Gustawie, wontek zmieża w dobrym kierónkó, zgodnie z wolom autora :)
Jeżeli ktoś "posiada" ładną kobietę, to znaczy, że jest kacykiem w jakiejś republice bananowej poniżej równika, hoduje wielbłądy albo zajmuje się tym "posiadaniem" i czerpaniem z tego korzyści - zawodowo :P W żadnym wypadku nie jest to powód do prestiżu. Może wśród kolegów po fachu?
Posiadanie w dzisiejszych czasach jakiejkolwiek rzeczy - nie nobilituje. Każdy może mieć BMW, WLM, BW czy STX :)
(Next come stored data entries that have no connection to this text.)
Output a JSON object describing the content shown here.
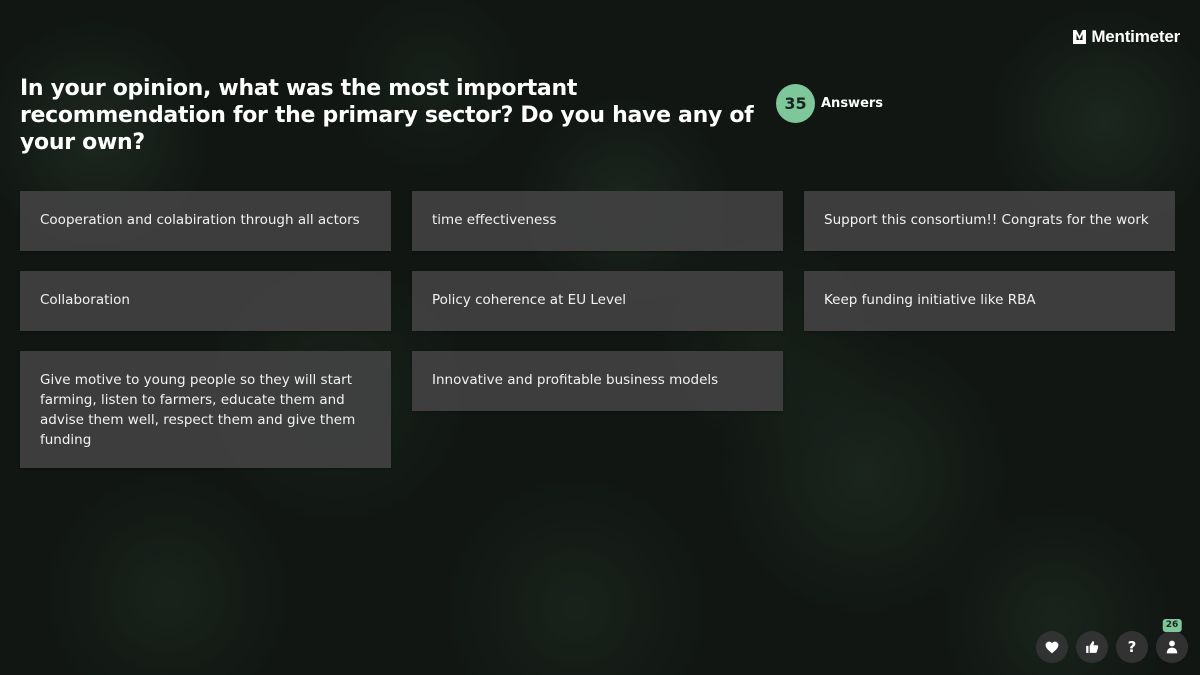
{
  "brand": {
    "name": "Mentimeter",
    "logo_icon": "mentimeter-logo-icon"
  },
  "question": {
    "title": "In your opinion, what was the most important recommendation for the primary sector? Do you have any of your own?"
  },
  "answers": {
    "count": "35",
    "label": "Answers",
    "badge_color": "#7dc79a"
  },
  "responses": [
    [
      "Cooperation and colabiration through all actors",
      "time effectiveness",
      "Support this consortium!! Congrats for the work"
    ],
    [
      "Collaboration",
      "Policy coherence at EU Level",
      "Keep funding initiative like RBA"
    ],
    [
      "Give motive to young people so they will start farming, listen to farmers, educate them and advise them well, respect them and give them funding",
      "Innovative and profitable business models"
    ]
  ],
  "controls": {
    "items": [
      "heart-icon",
      "thumbs-up-icon",
      "question-icon",
      "participant-icon"
    ],
    "question_glyph": "?",
    "participants": "26"
  }
}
Do osób, które od 10 czy 40 lat słuchają muzyki dotarło, że zniekształcenia na poziomie 0,01 i mniej, są poza ich percepcją a wielu wprost przyznało, że zniekształcenia np wzmacniaczy lampowych sa tak miłe dla ucha jak rozmowa z mamusią. Zatoczyli koło. Wyszli z tonsilowskiego G, przebrnęli przez kosmiczne technologie HD i wrócili do szerokopasmowego głośnika zamkniętego w ciasnej budzie podłączonego do grzejącego pokój lampiaka :P
Dzisiejsza młodzież (w sensie doświadczeń z muzyką) wybiera od razu jedno z miejsc na okręgu a kasta nawet dwa albo trzy. Trzy piętra - trzy systemy = jestem Bogiem :P Bez świadomości celu, dystansu, pokory i wiedzy, ale przede wszystkim bez znajomości muzyki. Jakiego to gó..na trzeba czasami słuchać na wizytach, aż łeb pęka...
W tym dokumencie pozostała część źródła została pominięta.